When he can’t go on, John regales him with terrifying stories (maybe they’re not stories! Paul thinks, which is even worse). John is not aware just how terrifying they are. The stories have seeing walls and severed hands and empty, aching red fields. In the worst parts he pauses and lets Paul decide for himself how it ends. Horrible.
:::
It's very late when Paul says he's had enough.
"You won't sleep," John says, and smiles lazily. The smile says I know something you don't know, which is a fucking lie, intentional or no.
"I know I won't," says Paul, and he has a hard time masking the downright impudence in his voice (so unbecoming of a subject, stop it, make a good impression). "But I have to, John," he explains, and it's as important as anything. More than anything, even. Everything!

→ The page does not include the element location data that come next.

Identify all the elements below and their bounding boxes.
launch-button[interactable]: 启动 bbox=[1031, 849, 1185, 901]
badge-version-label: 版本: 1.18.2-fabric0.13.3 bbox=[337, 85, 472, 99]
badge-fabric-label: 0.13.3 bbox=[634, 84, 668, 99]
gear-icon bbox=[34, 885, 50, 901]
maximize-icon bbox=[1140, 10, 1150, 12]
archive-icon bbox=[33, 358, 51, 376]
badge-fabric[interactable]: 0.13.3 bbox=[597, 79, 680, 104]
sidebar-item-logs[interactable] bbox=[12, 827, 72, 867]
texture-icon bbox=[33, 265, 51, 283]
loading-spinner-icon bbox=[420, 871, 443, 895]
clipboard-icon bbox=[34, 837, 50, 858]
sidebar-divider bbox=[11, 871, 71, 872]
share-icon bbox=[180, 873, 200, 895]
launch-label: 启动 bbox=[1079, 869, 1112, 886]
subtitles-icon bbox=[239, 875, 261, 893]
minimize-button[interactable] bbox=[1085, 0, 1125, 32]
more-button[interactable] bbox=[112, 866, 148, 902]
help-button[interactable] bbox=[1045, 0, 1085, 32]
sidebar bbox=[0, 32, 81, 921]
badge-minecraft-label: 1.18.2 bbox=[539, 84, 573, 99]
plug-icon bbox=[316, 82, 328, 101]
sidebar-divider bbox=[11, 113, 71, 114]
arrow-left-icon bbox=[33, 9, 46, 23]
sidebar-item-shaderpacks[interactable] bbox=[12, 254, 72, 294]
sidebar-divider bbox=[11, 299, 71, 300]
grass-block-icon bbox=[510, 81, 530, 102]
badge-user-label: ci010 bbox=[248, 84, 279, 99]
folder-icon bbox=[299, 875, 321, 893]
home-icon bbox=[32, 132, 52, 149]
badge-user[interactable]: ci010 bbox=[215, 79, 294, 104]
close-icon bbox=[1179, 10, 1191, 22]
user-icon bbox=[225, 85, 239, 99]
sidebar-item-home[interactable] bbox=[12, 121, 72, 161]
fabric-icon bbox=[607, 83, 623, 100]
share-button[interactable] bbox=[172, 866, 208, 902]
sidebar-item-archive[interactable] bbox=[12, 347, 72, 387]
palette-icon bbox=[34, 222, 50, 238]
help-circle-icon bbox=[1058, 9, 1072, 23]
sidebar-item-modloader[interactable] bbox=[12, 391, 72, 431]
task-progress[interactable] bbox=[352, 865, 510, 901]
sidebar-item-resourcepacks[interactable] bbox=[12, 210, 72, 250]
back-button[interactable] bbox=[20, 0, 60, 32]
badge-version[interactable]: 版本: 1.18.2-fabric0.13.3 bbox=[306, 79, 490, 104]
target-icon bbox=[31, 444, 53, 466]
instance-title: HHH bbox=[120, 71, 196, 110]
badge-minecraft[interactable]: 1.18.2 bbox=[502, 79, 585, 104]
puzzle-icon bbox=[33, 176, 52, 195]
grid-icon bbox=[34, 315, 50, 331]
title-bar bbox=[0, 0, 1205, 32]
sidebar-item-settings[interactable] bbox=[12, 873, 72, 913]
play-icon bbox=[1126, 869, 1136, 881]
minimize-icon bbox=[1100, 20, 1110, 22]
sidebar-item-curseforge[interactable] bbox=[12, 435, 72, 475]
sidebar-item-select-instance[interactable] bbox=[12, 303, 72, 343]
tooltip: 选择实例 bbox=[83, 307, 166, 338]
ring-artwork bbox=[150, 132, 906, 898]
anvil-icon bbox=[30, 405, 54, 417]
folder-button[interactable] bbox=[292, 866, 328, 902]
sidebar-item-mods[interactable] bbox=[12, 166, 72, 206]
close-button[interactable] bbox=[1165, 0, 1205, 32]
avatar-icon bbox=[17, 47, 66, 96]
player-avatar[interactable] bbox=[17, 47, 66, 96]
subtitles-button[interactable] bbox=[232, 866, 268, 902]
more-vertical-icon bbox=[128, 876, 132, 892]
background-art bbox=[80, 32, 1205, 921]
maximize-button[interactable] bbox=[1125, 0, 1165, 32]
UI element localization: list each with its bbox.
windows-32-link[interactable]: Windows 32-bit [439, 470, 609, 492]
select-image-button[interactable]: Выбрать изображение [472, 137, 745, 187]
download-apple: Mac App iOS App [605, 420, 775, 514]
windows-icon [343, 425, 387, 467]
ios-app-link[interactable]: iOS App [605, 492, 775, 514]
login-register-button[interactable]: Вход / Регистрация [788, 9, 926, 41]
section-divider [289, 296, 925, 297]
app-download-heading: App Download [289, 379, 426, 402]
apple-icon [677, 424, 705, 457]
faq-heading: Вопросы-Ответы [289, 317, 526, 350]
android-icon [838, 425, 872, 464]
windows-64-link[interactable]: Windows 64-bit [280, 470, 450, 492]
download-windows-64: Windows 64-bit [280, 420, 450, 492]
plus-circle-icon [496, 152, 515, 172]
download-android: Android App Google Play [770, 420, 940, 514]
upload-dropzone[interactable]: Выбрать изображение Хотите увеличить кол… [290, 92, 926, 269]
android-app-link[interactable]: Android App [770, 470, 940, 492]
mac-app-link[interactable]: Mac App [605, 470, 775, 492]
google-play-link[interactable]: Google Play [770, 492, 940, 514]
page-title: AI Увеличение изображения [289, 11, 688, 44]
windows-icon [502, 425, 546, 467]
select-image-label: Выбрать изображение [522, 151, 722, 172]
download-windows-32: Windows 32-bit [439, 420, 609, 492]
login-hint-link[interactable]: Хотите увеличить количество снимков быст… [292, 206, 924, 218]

Later, in bed. John was right. Too right.
Maybe it didn't happen in this order, but he sees-dreams John swimming on a star, his blanket eats him alive, Mal checks on him, and then John is just John again, no more, no less. No crown. No king.
:::
Good thing he couldn't find the words after all.
"What did you see?" asks John.
"Flowers," Paul says lamely.
What follows is the usual prodding, pleading and eventual exclusion when Paul refuses to take it again. Peer pressure, they'll later call it. A simple summation of something that is anything but. "Why'd you do it?" "Peer pressure." "Oh. Well, okay, then."
The reasons for his refusal are unclear even to Paul, and positively mind boggling to John. You don't deny a miracle because it's strange or you don't understand it. Isn't that the point of a miracle?
Nothing, says Paul.
He says a whole lot of nothing, in fact. Nothing about the spectral monarchy nor its uneasy effect on him. In private he consults a dream dictionary (thinking it could not be so very different after all). He disagrees. The only person who exercises power over Paul is Paul.
:::
It's particularly lonely being on his bad side. For several trying days John will have nothing to do with square Paul.
For his part, to fall back into good graces, Paul is only too happy to treat John like the spoiled child he plays so well. He bargains and distracts. He indulges. He humors John's apparent notion that everyone always cares about everything he ever does. He thinks he has the proverbial upper hand.
The only thing missing was the crown.